With an estimated 95% of American junior high and high school students accessing the Internet on a daily basis, the question of how to restrict and monitor this group’s online activity has become an especially hot topic. Parents should be aware that there are a number of ways to control what their children are exposed to online, even if the family is on a tight budget. Effective parental controls mainly require a bit of research and a fair amount of vigilance.
Parental controls can function in several ways. They may filter and block inappropriate content from underage users, or prevent underage users from sending certain content (such as photographs) via email or the Internet. They may restrict access to certain sites at certain times of the day—for example, not allowing a child on social media during time normally set aside for chores—or limit the amount of time that kids can spend on any one device or website. Other apps or services may allow parents to receive a log of their child’s incoming and outgoing text messages, photos, and related data, as well as to track their child’s location.

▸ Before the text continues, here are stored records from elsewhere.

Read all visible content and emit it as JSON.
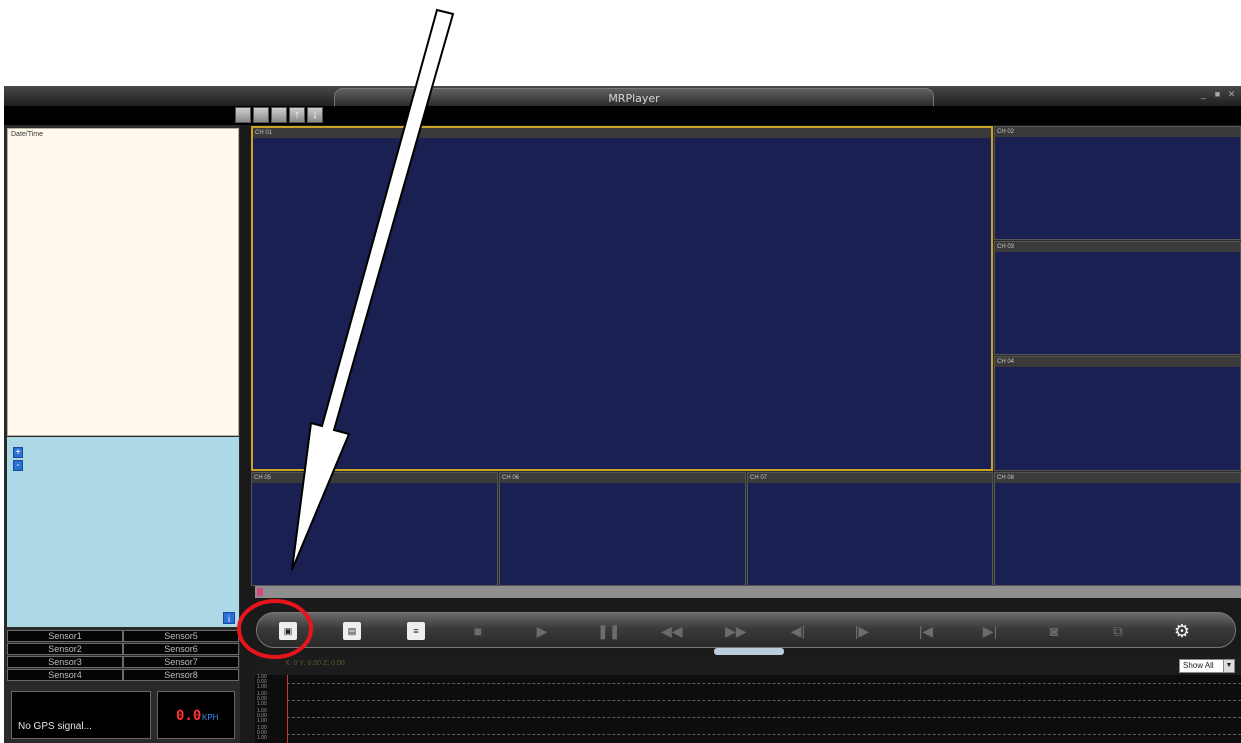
{
  "window": {
    "title": "MRPlayer"
  },
  "toolbar": {
    "icons": [
      "layout-1-icon",
      "layout-2-icon",
      "layout-3-icon",
      "upload-icon",
      "download-icon"
    ]
  },
  "left_panel": {
    "datetime_header": "Date/Time",
    "map_zoom_in": "+",
    "map_zoom_out": "-",
    "map_info": "i",
    "sensors": [
      "Sensor1",
      "Sensor5",
      "Sensor2",
      "Sensor6",
      "Sensor3",
      "Sensor7",
      "Sensor4",
      "Sensor8"
    ],
    "gps_status": "No GPS signal...",
    "speed_value": "0.0",
    "speed_unit": "KPH"
  },
  "channels": [
    "CH 01",
    "CH 02",
    "CH 03",
    "CH 04",
    "CH 05",
    "CH 06",
    "CH 07",
    "CH 08"
  ],
  "controls": {
    "buttons": [
      "open-file",
      "sd-card",
      "ssd",
      "stop",
      "play",
      "pause",
      "rewind",
      "fast-forward",
      "step-back",
      "step-forward",
      "previous",
      "next",
      "snapshot",
      "export",
      "settings"
    ]
  },
  "timeline": {
    "axis_label": "X: 0  Y: 0.00  Z: 0.00",
    "filter": "Show All",
    "row_values": [
      "1.00",
      "0.00",
      "1.00"
    ]
  },
  "colors": {
    "video_bg": "#1b2052",
    "selected_border": "#c9a227",
    "annotation": "#e8141c"
  }
}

Perhaps the first thing parents should know about parental controls is that most major Internet service providers, device manufacturers, and gaming systems offer built-in parental controls for free. While they may not have all the features of a paid app or service, setting parental controls on your home broadband service as well as your child’s Android or Apple device, PlayStation, or Xbox can cover a lot of bases without any additional cost.
Paid monitoring services can offer parents a bit more downtime once setup is complete, as many of them automatically update information on harmful websites and compile data on kids’ usage without frequent input from parents. They also offer the added bonus of allowing parents to set very specific limits — either based on number of hours per day or certain windows of time — on when kids are allowed online. Some services may even be set to require kids to complete a pre-determined amount of educational content before they are allowed to access social media or gaming sites. Several established monitoring services, such as Qustodio or Net Nanny, offer different payment plans depending on the number of users or devices requiring protection.
Setting limits on your child’s online activity is always a good idea, and doesn’t have to be confusing or expensive. Your best bet is to start with an online search for parental controls offered by your Internet service provider, and then work from there according to your family’s needs.